Amid those competing views of the world – one where inflation remains the dominant risk, one where the economy is about to buckle – officials at the Fed’s June 13-14 meeting will in new economic projections have to give the sort of hard guidance through numbers that they’ve been reluctant to provide through words.

In particular the “dot plot” in the Summary of Economic Projections will show whether the majority of Fed officials, as they have since December, continue to see the current 5.00%-5.25% range for the benchmark overnight interest rate as adequate to lower inflation, or whether more now see higher rates as necessary regardless of the risk to an economy that may be losing steam.

If sentiment is leaning momentarily towards holding rates steady for now, the outcome is not a lock, nor will it signal what is likely to happen next.

“It’s not clear to us that any of the … participants who expected a 5.125% terminal rate in March have changed their minds,” Tiffany Wilding, North American economist for PIMCO, wrote in an analysis. She also expects the Fed to keep its policy rate steady this month “while hinting at potential further hikes” as a way to compromise among different views and keep pressure on financial conditions.

Fed officials will enter a pre-meeting “blackout” period after Friday, with no formal chance to reshape market or household expectations as the final data reports for the inter-meeting period are released, most notably the Consumer Price Index data for May due out on June 13 as policymakers gather in Washington.

CANNOT RULE OUT A HIKE

At its May 2-3 meeting, the Fed approved its 10th straight rate increase since March 2022, but in doing so shifted tactics from a clear tightening path to a more ambiguous, “meeting-by-meeting” approach that in theory would allow incoming data to shape policy choices.

Left unstated is how reactive policymakers would be in the face of certain data points – stickier inflation, for example, or stronger-than-anticipated job growth in both April and May – and investor views of the outcome of the June meeting have been volatile as a result.

In the last two weeks, contracts tied to the federal funds rate have jumped from pricing in a rate-hike pause this month, to pricing in an increase, to, even after the jobs report, again seeing the Fed as likely to “skip” a hike at the upcoming meeting only to deliver one again in July, and then start cutting rates in November.

Fed Chair Jerome Powell and others insist that sort of erratic path is not their base case.

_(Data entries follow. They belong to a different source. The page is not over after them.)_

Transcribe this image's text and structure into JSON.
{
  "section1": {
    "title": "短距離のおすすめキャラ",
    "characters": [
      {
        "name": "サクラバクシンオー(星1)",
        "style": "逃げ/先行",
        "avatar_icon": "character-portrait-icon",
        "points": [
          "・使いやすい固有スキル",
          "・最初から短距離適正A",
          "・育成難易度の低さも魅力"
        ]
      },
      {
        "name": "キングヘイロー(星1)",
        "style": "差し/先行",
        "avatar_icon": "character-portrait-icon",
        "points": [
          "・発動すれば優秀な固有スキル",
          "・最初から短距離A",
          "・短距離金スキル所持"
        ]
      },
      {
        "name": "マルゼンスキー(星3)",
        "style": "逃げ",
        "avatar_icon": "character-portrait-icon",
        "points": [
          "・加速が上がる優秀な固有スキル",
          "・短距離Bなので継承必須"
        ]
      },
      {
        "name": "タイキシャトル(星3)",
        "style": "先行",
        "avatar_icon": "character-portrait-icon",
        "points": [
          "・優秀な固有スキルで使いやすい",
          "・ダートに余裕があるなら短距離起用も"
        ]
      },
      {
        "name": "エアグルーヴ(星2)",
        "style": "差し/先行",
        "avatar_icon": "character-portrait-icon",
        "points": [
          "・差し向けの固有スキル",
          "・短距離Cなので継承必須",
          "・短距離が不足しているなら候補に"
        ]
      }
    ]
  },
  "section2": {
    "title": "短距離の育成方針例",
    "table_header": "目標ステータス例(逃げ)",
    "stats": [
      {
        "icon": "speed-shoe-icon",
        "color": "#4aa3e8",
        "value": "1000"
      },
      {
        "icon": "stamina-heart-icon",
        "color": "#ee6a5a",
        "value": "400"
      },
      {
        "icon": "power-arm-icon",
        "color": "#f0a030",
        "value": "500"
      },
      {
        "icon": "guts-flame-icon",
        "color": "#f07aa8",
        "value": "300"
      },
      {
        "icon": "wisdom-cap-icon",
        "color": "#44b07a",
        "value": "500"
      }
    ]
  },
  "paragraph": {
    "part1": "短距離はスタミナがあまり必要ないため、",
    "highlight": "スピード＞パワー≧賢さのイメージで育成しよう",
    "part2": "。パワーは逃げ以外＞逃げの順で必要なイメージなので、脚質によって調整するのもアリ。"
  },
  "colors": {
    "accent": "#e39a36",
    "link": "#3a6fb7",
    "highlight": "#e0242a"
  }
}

The intent, rather, is to reach a “sufficiently restrictive” policy rate and remain there until it is clear inflation is falling towards the Fed’s 2% target. Inflation is currently more than twice that level.

Economists, including veteran Fed watchers, are also divided between those who see inflation and the economy on the verge of a fast slowdown, those who see the central bank as still poised to hike given inflation’s persistence, and a few who see the Fed managing aptly towards a “soft landing” in which the economy and inflation slow without triggering a recession.

Opinions have been shifting quick. The release of a Labor Department report on Wednesday that showed an unexpected jump in job openings weighed towards a rate increase given the Fed’s focus on the strength of the job market; remarks by Fed Governor and vice chair nominee Philip Jefferson later that day tilted towards a pause when he said “skipping a rate hike at a coming meeting would allow the committee to see more data” before deciding if tighter policy was even needed.

For Larry Meyer, a former Fed governor who analyzes monetary policy for his Washington-based consulting firm, the jump in job openings “pushed us over the edge” to believe the central bank will raise rates again in June.

But “that doesn’t mean we have great conviction” about the outcome, he wrote.

At the other end of the spectrum, Ian Shepherdson, the chief economist at Pantheon Macroeconomics, in a briefing this week checked off a laundry list of signs the economy is flailing, from weakening business investment to soured small business sentiment to a drop in real-time measures of things like restaurant dining, a proxy for the sort of services spending that may need to cool for inflation to fall.

Still, Shepherdson’s Fed outlook was framed with a similar lack of certainty – a victory, in a way, for a central bank trying to avoid making promises.

“I do think they are done” with rate increases, he said, but “I cannot rule out another hike in June.”